“Comboios completos de pensamentos”
Talvez
a saudade seja antes de tudo, esta luz de Lisboa que nos faz falta quando
partimos por muito tempo ou apenas por breves instantes.
Este
meio-dia de Lisboa não existe em mais nenhum lado.
Chegámos
ontem de uma semana passada entre São Petersburgo e Moscovo, nós, os sete
amigos, e mais trinta e duas criaturas clientes da mesma agência de viagens;
todos os trinta e nove contados e recontados pelos guias naquele jeito de:
-
“Tirititxica, tirititxica…”.
E
entre a “Con’ ceteza” e a “Sen’ ceteza”, os “Pinipons” e a “Dony”; nunca
ninguém faltou no autocarro que tinha tapetes de quarto de dormir ao jeito dos
anos setenta.
Refira-se
que Dony é o diminutivo de “Doninha” uma criatura do nosso grupo que quase nos
matava quando abria os braços. Verdadeira embaixatriz do suor lusitano, esta
criatura para quem o desodorizante é um mistério mereceu inclusive uma rima
muito jeitosa:
“Eu
não cheiro mal da blusa,
Das Calças,
do meu casaco
Trago apenas,
tal se usa
Ratos mortos
no sovaco”
Mas
como no fim de qualquer viagem se exige um balanço; em sondagem realizada
ontem, não à boca da urna mas do avião e junto dos sete magníficos, foi possível
ficar a saber quais as cinco maiores atracções da viagem, apresentadas aqui sem
qualquer hierarquização:
-
O Palácio de Peterhof nos arredores de São Petersburgo junto ao mar Báltico;
-
O Hermitage com Rembrandt em destaque e o quadro “O filho pródigo”;
-
O Kremlin e a Praça Vermelha;
-
O lago junto ao Convento das Donzelas, em Moscovo;
-
A Catedral de São Basílio, em Moscovo, e a Igreja do Sangue Derramado, em São
Petersburgo.
A
não perder e não podendo deixar de salientar que o melhor de tudo foi mesmo
viajar neste grupo de sete onde as gargalhas andaram à solta e pelos mais
variados motivos.
As
gargalhadas e as selfies.
Os
Russos são em geral frios, distantes, militaristas, antipáticos, rudes, não
sorriem e não falam Inglês.
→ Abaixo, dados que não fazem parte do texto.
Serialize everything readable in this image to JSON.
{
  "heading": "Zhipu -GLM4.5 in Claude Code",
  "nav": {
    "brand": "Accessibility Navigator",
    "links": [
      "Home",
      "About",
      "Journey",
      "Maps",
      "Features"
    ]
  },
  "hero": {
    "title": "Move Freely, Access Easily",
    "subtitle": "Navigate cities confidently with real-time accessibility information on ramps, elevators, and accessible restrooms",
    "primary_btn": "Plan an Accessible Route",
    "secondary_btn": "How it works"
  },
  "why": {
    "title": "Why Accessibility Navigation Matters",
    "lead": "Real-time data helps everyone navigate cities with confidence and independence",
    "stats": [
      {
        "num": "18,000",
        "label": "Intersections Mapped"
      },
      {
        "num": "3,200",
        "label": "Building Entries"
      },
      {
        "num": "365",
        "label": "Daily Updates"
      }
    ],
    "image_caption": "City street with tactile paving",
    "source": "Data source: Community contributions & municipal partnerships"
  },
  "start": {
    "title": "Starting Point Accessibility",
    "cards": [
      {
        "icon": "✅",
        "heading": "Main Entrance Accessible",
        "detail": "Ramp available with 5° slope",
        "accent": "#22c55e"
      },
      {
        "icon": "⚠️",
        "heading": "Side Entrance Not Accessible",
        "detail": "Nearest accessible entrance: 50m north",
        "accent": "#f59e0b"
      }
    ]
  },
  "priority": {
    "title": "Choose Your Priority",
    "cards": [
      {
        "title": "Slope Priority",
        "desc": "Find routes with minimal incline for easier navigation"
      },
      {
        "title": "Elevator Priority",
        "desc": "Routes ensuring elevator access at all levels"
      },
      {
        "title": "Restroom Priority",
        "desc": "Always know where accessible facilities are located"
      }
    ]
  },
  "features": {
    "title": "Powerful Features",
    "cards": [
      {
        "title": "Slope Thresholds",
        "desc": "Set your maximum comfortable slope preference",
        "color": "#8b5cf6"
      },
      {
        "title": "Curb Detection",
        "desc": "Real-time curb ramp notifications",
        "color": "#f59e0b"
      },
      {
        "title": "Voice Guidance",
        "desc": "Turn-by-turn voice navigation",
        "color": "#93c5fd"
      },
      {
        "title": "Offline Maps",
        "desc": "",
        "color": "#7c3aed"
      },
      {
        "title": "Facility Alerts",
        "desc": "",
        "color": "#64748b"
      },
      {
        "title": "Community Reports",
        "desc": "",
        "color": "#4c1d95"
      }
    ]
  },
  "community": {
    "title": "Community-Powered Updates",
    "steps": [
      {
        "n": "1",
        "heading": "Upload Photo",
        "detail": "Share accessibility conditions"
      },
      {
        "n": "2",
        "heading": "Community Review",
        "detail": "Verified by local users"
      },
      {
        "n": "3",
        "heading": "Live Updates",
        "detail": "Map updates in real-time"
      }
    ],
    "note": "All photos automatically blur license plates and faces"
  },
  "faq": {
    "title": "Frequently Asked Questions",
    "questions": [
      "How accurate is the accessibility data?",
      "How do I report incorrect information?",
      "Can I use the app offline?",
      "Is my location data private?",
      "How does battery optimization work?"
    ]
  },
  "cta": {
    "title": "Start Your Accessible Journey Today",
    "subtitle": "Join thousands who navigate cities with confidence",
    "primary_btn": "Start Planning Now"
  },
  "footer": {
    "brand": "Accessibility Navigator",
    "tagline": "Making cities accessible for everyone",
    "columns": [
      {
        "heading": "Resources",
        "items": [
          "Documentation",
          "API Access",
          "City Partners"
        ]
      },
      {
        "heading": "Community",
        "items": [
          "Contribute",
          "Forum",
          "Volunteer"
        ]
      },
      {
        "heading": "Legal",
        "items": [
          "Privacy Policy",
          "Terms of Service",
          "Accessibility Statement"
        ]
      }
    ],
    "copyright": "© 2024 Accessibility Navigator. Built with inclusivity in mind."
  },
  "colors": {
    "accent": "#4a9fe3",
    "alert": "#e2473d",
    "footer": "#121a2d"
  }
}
Praguejam contra nós nas lojas e nos museus, e as “múmias
paralíticas” que colocam nas salas dos museus e nas igrejas conseguem ser mais
antipáticas que os sarcófagos que protegem do barulho e das máquinas
fotográficas.
Dá
a sensação de que já saíram da União Soviética mas a União Soviética nunca lhes
sairá dessa alma que adora o Putin, o seu “presidente muito democrático”.
Dizem
eles, claro.
Comem
galinha em excesso e até na Salada Russa, abusam do pimento, do pepino e da beterraba,
e põem-nos a suspirar pelo MacDonalds, mesmo sem qualquer intuito de natureza
provocatória e imperialista.
Às
vezes limpam o suor da testa com o guardanapo a que depois limpam os lábios.
Mas
nós também tínhamos a Dony.
As
cidades preservam os ciclos que lhes enfeitaram o tempo, ricas armaduras de cal
sobre a face dos Homens que lhes dão vida mas que não sorriem.
Às
vezes ficamos só nós perante uma fachada a saborear cá dentro o eco das
palavras dos poetas e dos romancistas, “comboios completos de pensamentos sem
tradução para a linguagem humana”, como bem definiu Dostoievski.
Voltaríamos
a viajar para São Petersburgo e Moscovo, de avião, de comboio… ainda que nos
saiba tão bem este meio-dia de Lisboa.